Mors had used arsenic and chloroform to murder at least eight of the elderly residents. He later claimed he was "putting them out of their misery".

He committed his first murder using arsenic, purchased from a local druggist. Encountering some difficulties with this method, he later switched to the use of chloroform.

== Victims ==
- Carl Hitzel, 78, by administering morphine
- Henry Haensel, 67, by giving arsenic
- Carl Garf, 65, by giving arsenic
- Mrs. Katherine Piazza, 75, by giving chloroform
- Mrs. Frederick Drey, 75, by giving chloroform
- Mrs. Elizabeth Hauser, 70, by giving chloroform
- Henry Horn, 68, by giving chloroform
- Ferdinand Scholtz, 77, by giving chloroform

== Investigation ==
Early in the investigation, police learned of the fear the elderly patients and staff had of Mors. On these grounds, he soon became the primary suspect of the investigation. When questioned, Mors readily and calmly admitted to killing eight of the seventeen patients who had recently died. He claimed that these were mercy killings and that they had been nuisances. In detail, he described his method as:

First I would pour a drop or two of chloroform on a piece of absorbent cotton and hold it to the nostrils of the old person. Soon my man would swoon. Then I would close the orifices of the body with cotton, stuffing it in the ears, nostrils, and so on. Next I would pour a little chloroform down the throat and prevent the fumes escaping the same way.

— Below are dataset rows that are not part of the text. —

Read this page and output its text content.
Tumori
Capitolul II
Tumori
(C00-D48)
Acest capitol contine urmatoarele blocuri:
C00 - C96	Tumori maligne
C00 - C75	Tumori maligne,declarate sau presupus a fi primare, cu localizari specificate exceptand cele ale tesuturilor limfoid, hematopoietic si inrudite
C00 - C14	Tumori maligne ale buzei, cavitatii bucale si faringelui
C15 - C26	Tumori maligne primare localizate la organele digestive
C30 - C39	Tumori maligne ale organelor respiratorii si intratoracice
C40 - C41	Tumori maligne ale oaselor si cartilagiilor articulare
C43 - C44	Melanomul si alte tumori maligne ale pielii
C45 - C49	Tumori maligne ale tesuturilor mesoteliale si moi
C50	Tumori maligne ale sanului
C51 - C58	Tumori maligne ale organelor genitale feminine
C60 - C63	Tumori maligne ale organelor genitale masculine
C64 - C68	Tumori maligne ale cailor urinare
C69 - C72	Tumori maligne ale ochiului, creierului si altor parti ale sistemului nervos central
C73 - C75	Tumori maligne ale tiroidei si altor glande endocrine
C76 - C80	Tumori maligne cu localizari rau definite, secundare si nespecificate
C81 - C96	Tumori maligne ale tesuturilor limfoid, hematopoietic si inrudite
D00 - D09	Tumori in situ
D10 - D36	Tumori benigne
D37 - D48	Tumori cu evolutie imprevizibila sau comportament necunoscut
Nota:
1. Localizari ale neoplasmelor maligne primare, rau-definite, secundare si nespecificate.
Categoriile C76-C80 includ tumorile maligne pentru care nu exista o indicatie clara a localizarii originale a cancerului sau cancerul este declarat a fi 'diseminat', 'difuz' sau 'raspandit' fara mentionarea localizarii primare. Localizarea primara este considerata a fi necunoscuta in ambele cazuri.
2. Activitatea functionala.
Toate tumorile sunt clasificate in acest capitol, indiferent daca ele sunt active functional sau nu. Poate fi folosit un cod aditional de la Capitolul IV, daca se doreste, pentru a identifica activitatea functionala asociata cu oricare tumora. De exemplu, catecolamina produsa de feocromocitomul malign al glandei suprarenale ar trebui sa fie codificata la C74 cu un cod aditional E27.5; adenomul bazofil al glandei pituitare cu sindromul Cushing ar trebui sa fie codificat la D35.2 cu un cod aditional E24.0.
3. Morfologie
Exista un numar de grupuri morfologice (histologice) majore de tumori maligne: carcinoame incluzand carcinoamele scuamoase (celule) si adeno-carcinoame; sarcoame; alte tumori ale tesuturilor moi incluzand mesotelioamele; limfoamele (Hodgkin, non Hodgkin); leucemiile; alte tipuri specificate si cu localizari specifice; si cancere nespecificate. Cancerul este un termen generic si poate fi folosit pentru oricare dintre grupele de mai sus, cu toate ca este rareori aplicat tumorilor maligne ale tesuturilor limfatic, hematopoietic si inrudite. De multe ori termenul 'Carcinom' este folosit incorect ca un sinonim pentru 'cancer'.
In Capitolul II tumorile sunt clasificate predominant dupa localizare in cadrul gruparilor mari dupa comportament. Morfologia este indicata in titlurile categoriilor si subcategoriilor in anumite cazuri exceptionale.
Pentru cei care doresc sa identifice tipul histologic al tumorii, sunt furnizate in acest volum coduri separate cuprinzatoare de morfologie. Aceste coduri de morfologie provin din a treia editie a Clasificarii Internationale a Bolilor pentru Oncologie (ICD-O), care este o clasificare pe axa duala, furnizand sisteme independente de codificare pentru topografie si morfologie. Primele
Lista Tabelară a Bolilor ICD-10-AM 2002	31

Mors also claimed that the home's superintendent had encouraged him to kill the more ill and more elderly patients.

The district attorney declined to prosecute Mors, finding him to be criminally insane, and committed him to the Hudson River State Hospital, pending deportation to Austria. Mors escaped from the institution in May 1916.

In 1917 he surfaced in Torrington, Connecticut, living under the alias Frederick Maurice Beno and working in the first aid department of Turner & Seymour Company. He used the same birthday as Mors in a World War I draft registration. He also sent three letters saying he was the same person that had killed eight people in New York. He left notes of suicidal intent and disappeared in April 1918. A skeletonized corpse was discovered in May 1923 that was identified as his by officials who examined the remains at the time. The remains had been there for at least four years and were identified partially based on the type of shoes both Mors and Beno were known to have worn. Two bottles that were presumed to be poison were found nearby.